The main struggle started when we were departing from Hunza on Saturday. The security forces stopped us on the Hunza’s border, not allowing us to leave as there were many checkposts from there.
The experience became a tussle among four couples and my family, with each person eager to propose a different approach. They considered various options, such as changing the routes to Skardu or sticking with the original plan to reach Islamabad. However, every option had its own risks.
During this time, all the men from our van approached the security forces. A curious fact about my father: in his 50 years of professional experience, he had never shown his employee ID. When he shared his religious identity with the security personnel, he not only managed to open the gates at that checkpoint but also at two additional ones.
We successfully passed through three security checkpoints this way. However, when we reached Jaglot, the tour guide suggested that we visit Skardu. My family, concerned about the extreme cold, disagreed. Instead, we had a meal in Jaglot and decided to stay the night. On Sunday at noon, we headed towards the Jaglot border, which was closed. We waited there for three hours while the couples sought hotels, and we ended up staying there again on Monday night.
My aunt and I went to see if we could find rental cars and collected the drivers’ contact numbers. On Tuesday morning, we set off from Jaglot at 9 a.m., but faced another two checkpoints with a three-hour wait. We finally arrived in Chilas at 4:30 p.m., only to have a tyre burst, necessitating repairs. By 6 pm, the driver announced he wouldn’t continue, and we needed to find a hotel. This meant we had to spend another night in Chilas.

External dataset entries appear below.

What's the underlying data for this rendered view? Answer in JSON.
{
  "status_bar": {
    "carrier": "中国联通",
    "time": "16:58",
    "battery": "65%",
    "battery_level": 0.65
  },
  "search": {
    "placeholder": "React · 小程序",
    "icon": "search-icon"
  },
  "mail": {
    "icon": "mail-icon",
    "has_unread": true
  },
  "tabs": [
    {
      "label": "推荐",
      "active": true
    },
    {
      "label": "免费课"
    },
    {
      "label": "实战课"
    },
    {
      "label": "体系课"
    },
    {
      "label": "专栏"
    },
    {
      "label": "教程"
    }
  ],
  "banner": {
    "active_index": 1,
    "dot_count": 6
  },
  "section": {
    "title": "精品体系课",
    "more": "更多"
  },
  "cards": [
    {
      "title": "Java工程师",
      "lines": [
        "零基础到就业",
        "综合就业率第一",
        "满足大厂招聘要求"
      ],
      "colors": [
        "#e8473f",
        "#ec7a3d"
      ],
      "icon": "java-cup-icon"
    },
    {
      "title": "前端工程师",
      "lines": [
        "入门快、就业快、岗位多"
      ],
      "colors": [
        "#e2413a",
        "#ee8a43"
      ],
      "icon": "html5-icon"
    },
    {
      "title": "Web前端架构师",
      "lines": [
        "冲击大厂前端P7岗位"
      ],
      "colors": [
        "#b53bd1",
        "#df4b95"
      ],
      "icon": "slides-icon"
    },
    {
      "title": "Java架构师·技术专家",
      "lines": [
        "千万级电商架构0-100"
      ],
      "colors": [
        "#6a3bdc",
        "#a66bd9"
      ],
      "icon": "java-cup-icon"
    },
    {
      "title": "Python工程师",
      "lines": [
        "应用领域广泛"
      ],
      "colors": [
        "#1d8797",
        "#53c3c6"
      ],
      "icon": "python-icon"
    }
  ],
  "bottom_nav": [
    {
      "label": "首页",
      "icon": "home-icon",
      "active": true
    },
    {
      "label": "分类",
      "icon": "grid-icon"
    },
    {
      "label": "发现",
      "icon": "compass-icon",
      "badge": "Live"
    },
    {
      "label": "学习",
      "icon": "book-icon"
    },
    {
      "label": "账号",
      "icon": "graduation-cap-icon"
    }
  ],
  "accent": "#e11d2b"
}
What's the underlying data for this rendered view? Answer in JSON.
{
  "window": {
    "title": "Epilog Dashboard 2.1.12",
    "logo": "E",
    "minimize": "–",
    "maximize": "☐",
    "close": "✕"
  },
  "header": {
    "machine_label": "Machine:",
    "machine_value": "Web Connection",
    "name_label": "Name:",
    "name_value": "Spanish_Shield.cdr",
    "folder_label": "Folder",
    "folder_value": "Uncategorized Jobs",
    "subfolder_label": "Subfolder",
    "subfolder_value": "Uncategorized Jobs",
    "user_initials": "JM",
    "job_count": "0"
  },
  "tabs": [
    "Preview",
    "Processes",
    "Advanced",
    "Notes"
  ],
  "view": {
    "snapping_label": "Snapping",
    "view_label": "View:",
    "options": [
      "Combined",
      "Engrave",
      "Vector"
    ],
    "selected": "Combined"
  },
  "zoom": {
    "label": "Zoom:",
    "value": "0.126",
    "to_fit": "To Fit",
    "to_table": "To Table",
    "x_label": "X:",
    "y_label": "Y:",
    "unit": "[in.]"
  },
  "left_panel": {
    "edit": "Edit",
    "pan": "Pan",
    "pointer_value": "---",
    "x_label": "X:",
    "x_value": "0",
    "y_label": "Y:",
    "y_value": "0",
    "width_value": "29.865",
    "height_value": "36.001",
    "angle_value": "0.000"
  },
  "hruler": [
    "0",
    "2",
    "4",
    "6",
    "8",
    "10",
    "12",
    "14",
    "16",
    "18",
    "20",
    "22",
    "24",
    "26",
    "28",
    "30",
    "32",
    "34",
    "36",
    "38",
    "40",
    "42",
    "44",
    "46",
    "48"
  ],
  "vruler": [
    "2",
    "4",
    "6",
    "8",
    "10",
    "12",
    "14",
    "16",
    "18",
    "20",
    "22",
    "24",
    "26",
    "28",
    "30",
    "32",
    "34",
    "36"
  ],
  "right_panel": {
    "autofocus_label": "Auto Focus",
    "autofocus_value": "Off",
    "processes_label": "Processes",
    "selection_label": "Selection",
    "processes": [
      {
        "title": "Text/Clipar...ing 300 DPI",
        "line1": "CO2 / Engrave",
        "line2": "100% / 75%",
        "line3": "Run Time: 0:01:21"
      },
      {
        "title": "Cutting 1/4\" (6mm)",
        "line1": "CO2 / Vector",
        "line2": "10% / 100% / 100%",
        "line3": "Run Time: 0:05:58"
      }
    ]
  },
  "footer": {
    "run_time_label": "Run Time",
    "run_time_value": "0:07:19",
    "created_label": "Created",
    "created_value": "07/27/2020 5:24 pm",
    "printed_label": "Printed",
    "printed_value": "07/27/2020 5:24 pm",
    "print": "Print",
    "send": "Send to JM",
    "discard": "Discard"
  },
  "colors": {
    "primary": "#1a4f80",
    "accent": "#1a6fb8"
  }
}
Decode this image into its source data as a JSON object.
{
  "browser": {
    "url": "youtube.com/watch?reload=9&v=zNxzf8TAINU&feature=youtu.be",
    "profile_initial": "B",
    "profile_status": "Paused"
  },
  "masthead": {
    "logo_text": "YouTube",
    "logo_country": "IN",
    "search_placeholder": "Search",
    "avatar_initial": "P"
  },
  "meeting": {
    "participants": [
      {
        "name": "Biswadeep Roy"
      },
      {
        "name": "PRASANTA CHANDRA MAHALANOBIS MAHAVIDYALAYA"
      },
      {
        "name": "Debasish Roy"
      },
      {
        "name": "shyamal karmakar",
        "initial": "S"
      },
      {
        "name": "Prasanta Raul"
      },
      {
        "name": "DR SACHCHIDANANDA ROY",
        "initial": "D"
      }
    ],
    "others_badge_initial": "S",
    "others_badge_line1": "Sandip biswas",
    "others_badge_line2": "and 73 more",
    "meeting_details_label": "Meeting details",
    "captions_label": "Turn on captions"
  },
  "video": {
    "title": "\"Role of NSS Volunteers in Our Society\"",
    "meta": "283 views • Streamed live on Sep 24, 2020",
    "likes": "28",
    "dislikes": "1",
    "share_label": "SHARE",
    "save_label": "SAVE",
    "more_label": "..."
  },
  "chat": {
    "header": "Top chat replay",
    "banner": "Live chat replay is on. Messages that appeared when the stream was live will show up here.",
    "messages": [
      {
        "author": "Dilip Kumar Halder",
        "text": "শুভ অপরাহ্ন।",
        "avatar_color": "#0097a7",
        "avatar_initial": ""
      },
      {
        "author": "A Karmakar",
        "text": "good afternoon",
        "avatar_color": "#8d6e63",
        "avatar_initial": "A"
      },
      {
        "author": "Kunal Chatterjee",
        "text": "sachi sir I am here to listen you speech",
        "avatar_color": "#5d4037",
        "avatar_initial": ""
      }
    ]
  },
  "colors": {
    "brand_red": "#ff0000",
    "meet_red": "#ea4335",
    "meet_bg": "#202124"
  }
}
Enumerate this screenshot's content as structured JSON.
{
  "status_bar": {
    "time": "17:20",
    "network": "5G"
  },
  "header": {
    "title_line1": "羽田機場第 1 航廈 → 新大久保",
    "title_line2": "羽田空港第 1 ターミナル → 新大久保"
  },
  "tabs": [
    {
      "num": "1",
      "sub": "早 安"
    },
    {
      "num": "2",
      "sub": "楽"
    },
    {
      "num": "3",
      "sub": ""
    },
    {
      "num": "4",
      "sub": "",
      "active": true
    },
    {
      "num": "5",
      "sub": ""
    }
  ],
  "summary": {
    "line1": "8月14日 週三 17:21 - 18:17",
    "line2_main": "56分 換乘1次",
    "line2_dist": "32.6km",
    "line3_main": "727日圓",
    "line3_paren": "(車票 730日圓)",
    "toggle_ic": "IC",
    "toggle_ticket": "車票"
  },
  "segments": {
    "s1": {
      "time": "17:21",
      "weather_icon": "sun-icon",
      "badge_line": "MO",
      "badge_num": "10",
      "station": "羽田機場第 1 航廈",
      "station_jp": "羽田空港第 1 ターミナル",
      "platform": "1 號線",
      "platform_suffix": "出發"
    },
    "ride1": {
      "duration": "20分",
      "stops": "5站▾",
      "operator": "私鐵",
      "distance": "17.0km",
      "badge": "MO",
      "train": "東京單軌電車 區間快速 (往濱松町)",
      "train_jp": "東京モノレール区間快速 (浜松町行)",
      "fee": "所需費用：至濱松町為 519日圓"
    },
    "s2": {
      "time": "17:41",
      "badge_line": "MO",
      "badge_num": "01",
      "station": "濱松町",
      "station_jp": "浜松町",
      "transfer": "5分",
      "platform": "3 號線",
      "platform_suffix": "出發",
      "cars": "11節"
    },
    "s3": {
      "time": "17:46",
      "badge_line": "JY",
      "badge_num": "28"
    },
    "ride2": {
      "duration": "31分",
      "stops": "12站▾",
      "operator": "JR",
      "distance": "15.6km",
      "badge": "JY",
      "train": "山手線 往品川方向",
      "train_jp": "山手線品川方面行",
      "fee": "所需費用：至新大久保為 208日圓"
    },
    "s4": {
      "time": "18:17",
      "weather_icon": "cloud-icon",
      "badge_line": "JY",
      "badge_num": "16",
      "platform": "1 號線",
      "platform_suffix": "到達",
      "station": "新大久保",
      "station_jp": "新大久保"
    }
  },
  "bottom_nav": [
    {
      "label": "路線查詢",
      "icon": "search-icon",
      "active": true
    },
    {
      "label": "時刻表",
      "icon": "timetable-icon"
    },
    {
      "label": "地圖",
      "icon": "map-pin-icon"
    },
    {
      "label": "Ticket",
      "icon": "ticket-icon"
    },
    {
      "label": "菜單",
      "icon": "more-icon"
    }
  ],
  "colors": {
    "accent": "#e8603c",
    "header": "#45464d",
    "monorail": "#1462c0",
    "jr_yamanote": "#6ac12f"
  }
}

My family was frustrated, eager to get home due to our exhaustion. We were working on renting cars, which were costing between Rs 18,000 to Rs 25,000 from Chilas to Islamabad—considered quite expensive.
After some discussion, we decided to stay at the hotel and agreed on an early departure at 2 a.m., which turned out to be unrealistic. We eventually departed from Chilas at 9pm. and reached Besham in KP by 6 p.m. the same evening. Again, the driver refused to go further and insisted we find a hotel. After wasting three hours, the tour guide asked for Rs 1,200 per person to drop us at the Islamabad Daewoo Terminal.
So, we piled back into the car and headed toward Islamabad, arriving at 3am at 26 Number Chungi, where we found another problem waiting. We found out that the PTI protest was still ongoing. A few days back during our stay in Jaglot, I was constantly checking the news and I saw that KP Chief Minister Ali Amin Gandapur and Pakistan Tehreek-e-Insaf leader Imran Khan’s wife, Bushra Bibi, was leading the protest. Also, educational institutions were closed, roads were blocked for many days, and exams were postponed. Also, I read that Bushra Bibi left protest on November 28 with no positive outcome of this, resulting in protest dispersal.
Hence, the driver refused to proceed due to containers blocking the road. We were dropped off at a petrol pump, where the driver seemed more concerned about food and prayers than our safety.
With all the luggage, we navigated through a narrow gap between the containers, and I felt like I was part of a protest, truly capturing the spirit of the moment. After crossing, my family got separated from the crowd, but we noticed a taxi stand nearby and headed to the bus terminal, where we found a bus available for the next afternoon to Karachi.
Once in Karachi, it felt like a homecoming for me, as I missed the city’s quicker pace.
Reflecting on my trip, I find that the experience was unique. Despite the challenges we faced, the serene beauty of Islamabad and the breathtaking landscapes of Hunza left an indelible mark on my memory. Ultimately, this journey taught me the importance of embracing both the ups and downs. Life is too short to dwell on negativity, and by choosing to focus on the beauty around me.